For many patients treatment centres are too far away or the cost of drugs too high. Other patients start antiretroviral treatment too late or are deterred by the side effects, say US and South African researchers in a review in PLoS Medicine (2007;4:e298).
Their review of the literature indicates that around 40% of patients were lost to treatment after two years. They estimate, however, that the true figure is likely to be around 50%.
The review's lead author, Sydney Rosen, of the Boston University School of Public Health, said, “For those who have struggled to launch and expand treatment programmes in resource constrained settings, reaching a 60% patient retention after two years of treatment in just a few years' time is an extraordinary achievement.
“At the same time, losing up to half of those who initiate therapy within two years is cause for concern.”
The review notes that many people who start antiretroviral treatment in sub-Saharan African already have very advanced disease and that stopping treatment in such circumstances could quickly prove fatal.

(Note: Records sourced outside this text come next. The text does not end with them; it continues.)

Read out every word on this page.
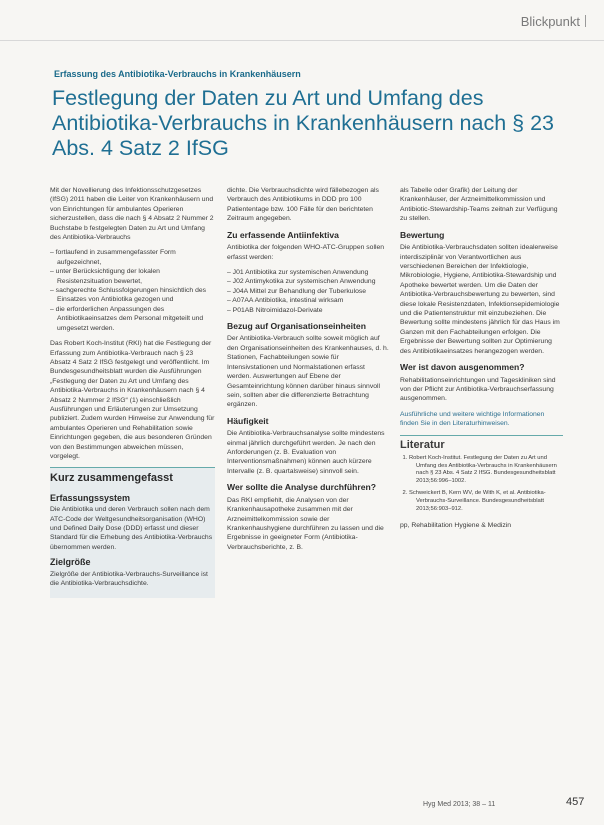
Blickpunkt
Erfassung des Antibiotika-Verbrauchs in Krankenhäusern
Festlegung der Daten zu Art und Umfang des Antibiotika-Verbrauchs in Krankenhäusern nach § 23 Abs. 4 Satz 2 IfSG

Mit der Novellierung des Infektionsschutzgesetzes (IfSG) 2011 haben die Leiter von Krankenhäusern und von Einrichtungen für ambulantes Operieren sicherzustellen, dass die nach § 4 Absatz 2 Nummer 2 Buchstabe b festgelegten Daten zu Art und Umfang des Antibiotika-Verbrauchs

– fortlaufend in zusammengefasster Form aufgezeichnet,
– unter Berücksichtigung der lokalen Resistenzsituation bewertet,
– sachgerechte Schlussfolgerungen hinsichtlich des Einsatzes von Antibiotika gezogen und
– die erforderlichen Anpassungen des Antibiotikaeinsatzes dem Personal mitgeteilt und umgesetzt werden.

Das Robert Koch-Institut (RKI) hat die Festlegung der Erfassung zum Antibiotika-Verbrauch nach § 23 Absatz 4 Satz 2 IfSG festgelegt und veröffentlicht. Im Bundesgesundheitsblatt wurden die Ausführungen „Festlegung der Daten zu Art und Umfang des Antibiotika-Verbrauchs in Krankenhäusern nach § 4 Absatz 2 Nummer 2 IfSG“ (1) einschließlich Ausführungen und Erläuterungen zur Umsetzung publiziert. Zudem wurden Hinweise zur Anwendung für ambulantes Operieren und Rehabilitation sowie Einrichtungen gegeben, die aus besonderen Gründen von den Bestimmungen abweichen müssen, vorgelegt.

Kurz zusammengefasst
Erfassungssystem

Die Antibiotika und deren Verbrauch sollen nach dem ATC-Code der Weltgesundheitsorganisation (WHO) und Defined Daily Dose (DDD) erfasst und dieser Standard für die Erhebung des Antibiotika-Verbrauchs übernommen werden.

Zielgröße

Zielgröße der Antibiotika-Verbrauchs-Surveillance ist die Antibiotika-Verbrauchsdichte.

dichte. Die Verbrauchsdichte wird fällebezogen als Verbrauch des Antibiotikums in DDD pro 100 Patiententage bzw. 100 Fälle für den berichteten Zeitraum angegeben.

Zu erfassende Antiinfektiva

Antibiotika der folgenden WHO-ATC-Gruppen sollen erfasst werden:

– J01 Antibiotika zur systemischen Anwendung
– J02 Antimykotika zur systemischen Anwendung
– J04A Mittel zur Behandlung der Tuberkulose
– A07AA Antibiotika, intestinal wirksam
– P01AB Nitroimidazol-Derivate
Bezug auf Organisationseinheiten

Der Antibiotika-Verbrauch sollte soweit möglich auf den Organisationseinheiten des Krankenhauses, d. h. Stationen, Fachabteilungen sowie für Intensivstationen und Normalstationen erfasst werden. Auswertungen auf Ebene der Gesamteinrichtung können darüber hinaus sinnvoll sein, sollten aber die differenzierte Betrachtung ergänzen.

Häufigkeit

Die Antibiotika-Verbrauchsanalyse sollte mindestens einmal jährlich durchgeführt werden. Je nach den Anforderungen (z. B. Evaluation von Interventionsmaßnahmen) können auch kürzere Intervalle (z. B. quartalsweise) sinnvoll sein.

Wer sollte die Analyse durchführen?

Das RKI empfiehlt, die Analysen von der Krankenhausapotheke zusammen mit der Arzneimittelkommission sowie der Krankenhaushygiene durchführen zu lassen und die Ergebnisse in geeigneter Form (Antibiotika-Verbrauchsberichte, z. B.

als Tabelle oder Grafik) der Leitung der Krankenhäuser, der Arzneimittelkommission und Antibiotic-Stewardship-Teams zeitnah zur Verfügung zu stellen.

Bewertung

Die Antibiotika-Verbrauchsdaten sollten idealerweise interdisziplinär von Verantwortlichen aus verschiedenen Bereichen der Infektiologie, Mikrobiologie, Hygiene, Antibiotika-Stewardship und Apotheke bewertet werden. Um die Daten der Antibiotika-Verbrauchsbewertung zu bewerten, sind diese lokale Resistenzdaten, Infektionsepidemiologie und die Patientenstruktur mit einzubeziehen. Die Bewertung sollte mindestens jährlich für das Haus im Ganzen mit den Fachabteilungen erfolgen. Die Ergebnisse der Bewertung sollten zur Optimierung des Antibiotikaeinsatzes herangezogen werden.

Wer ist davon ausgenommen?

Rehabilitationseinrichtungen und Tageskliniken sind von der Pflicht zur Antibiotika-Verbrauchserfassung ausgenommen.

Ausführliche und weitere wichtige Informationen finden Sie in den Literaturhinweisen.

Literatur
1. Robert Koch-Institut. Festlegung der Daten zu Art und Umfang des Antibiotika-Verbrauchs in Krankenhäusern nach § 23 Abs. 4 Satz 2 IfSG. Bundesgesundheitsblatt 2013;56:996–1002.
2. Schweickert B, Kern WV, de With K, et al. Antibiotika-Verbrauchs-Surveillance. Bundesgesundheitsblatt 2013;56:903–912.
pp, Rehabilitation Hygiene & Medizin
Hyg Med 2013; 38 – 11	457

Dropout rates vary hugely across treatment centres, however, and the authors say that it is vital for the centres with the worst retention rates to learn from the best.
A leading HIV specialist in South Africa, Glenda Gray, from the University of Witwatersrand, said that having 40% or more of patients drop out “was simply not good enough.”
Professor Gray said, “It's not enough just supplying the drugs. People need to be reminded that they have to keep on taking them. I suspect that many people start to feel better once they've taken the drugs for a while, and once this happens they stop taking them. We need to get better at supporting and educating patients.”
Meanwhile Unicef's South Africa representative, Macharia Kamau, has warned that the country's rates of infection and mortality from HIV were outpacing treatment.
Mr Kamau said that there could be five million orphans in South Africa by 2015 if present trends continued. Unicef says that greater political leadership is needed to challenge the stigma that still surrounds the disease in South Africa.
The PLoS Medicine article says that some people may abandon treatment programmes for fear that their HIV status will be disclosed, putting them at risk of social exclusion or even physical danger.
The global fight against AIDS had already suffered a major setback last month with the news that Merck had halted trials of its HIV vaccine—generally considered one of the most promising in development.
The adenovirus vaccine had conspicuously failed to prevent infection in a study of 3000 high risk volunteers around the world (BMJ 2007;335:636, 29 Sep doi: 10.1136/bmj.39349.473785.68). A follow-up trial to be conducted in South Africa by Professor Gray was also cancelled. She said, “That was a big blow. It's going to be hard to move forward after that.”
Last year 2.9 million people died from AIDS, 2.1 million of them in sub-Saharan Africa. Over 20 million people in the region are currently thought to be infected with the virus.